I have been using the Direct3D mesh intersection function and it seems that it must internally use some kind of acceleration structure--it is way faster than the unaccelerated mesh intersect functions I have written, but I have not been able to find any documentation about this.
I am using it in a raytracer and was wondering if using bounding boxes and an acceleration structure internally in the mesh would do any good or if it already uses these.

Direct3D mesh intersection function
thewizster
AFAIK it simply interates through the triangles and does a ray/triangle intersection test.

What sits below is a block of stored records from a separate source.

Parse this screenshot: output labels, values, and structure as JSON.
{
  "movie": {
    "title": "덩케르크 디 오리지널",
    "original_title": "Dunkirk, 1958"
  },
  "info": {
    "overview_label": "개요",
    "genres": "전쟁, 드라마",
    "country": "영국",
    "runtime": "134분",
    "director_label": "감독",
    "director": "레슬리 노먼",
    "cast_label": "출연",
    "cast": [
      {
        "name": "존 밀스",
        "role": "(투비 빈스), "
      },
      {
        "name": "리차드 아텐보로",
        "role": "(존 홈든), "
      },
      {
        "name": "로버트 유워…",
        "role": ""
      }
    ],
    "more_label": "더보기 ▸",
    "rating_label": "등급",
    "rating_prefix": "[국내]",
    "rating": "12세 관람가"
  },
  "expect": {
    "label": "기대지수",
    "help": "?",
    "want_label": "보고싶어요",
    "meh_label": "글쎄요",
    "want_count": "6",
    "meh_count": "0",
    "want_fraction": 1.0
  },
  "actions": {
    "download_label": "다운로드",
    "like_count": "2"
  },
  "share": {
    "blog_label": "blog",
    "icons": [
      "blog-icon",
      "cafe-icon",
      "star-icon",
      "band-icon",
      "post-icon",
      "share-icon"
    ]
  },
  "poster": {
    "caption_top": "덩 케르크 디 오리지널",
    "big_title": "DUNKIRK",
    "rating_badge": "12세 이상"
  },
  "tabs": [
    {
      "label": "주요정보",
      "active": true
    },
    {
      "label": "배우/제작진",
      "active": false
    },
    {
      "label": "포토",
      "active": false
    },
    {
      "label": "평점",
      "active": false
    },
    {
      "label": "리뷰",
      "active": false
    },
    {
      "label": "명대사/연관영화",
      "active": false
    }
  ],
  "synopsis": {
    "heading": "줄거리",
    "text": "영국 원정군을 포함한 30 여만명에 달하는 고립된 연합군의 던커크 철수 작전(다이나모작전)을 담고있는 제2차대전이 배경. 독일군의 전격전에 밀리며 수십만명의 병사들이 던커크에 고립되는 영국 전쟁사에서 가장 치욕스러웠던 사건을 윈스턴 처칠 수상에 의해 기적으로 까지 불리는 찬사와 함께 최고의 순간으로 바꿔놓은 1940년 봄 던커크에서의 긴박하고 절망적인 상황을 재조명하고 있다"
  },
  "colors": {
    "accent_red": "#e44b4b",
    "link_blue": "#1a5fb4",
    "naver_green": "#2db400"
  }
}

Really the only early out that it could do is to calculate a bounding sphere and reject the whole shape. But I suspect it does not do that becuase most game engines code this themselves and would not appreciate the time wasted due to duplication.
What algorithm are you using for your ray/triangle test
You should almost always use some kind of early rejection either through space partitioning or bounding shapes before calling any mesh intersection function.
Sammu
I have used barycentric coordinates for past raytracers I have written, which pretty much seems to be the standard, although I hear there are faster algorithms.
I am using D3D to read and store meshes that I have exported from Maya as .x files, so I figured I might be able to get away with just using the built in mesh intersect function, which might possibly be faster than one I could write myself.
I guess I'll probably experiment with bounding boxes and BSP trees to see if I can get some speedup over just intersecting the mesh.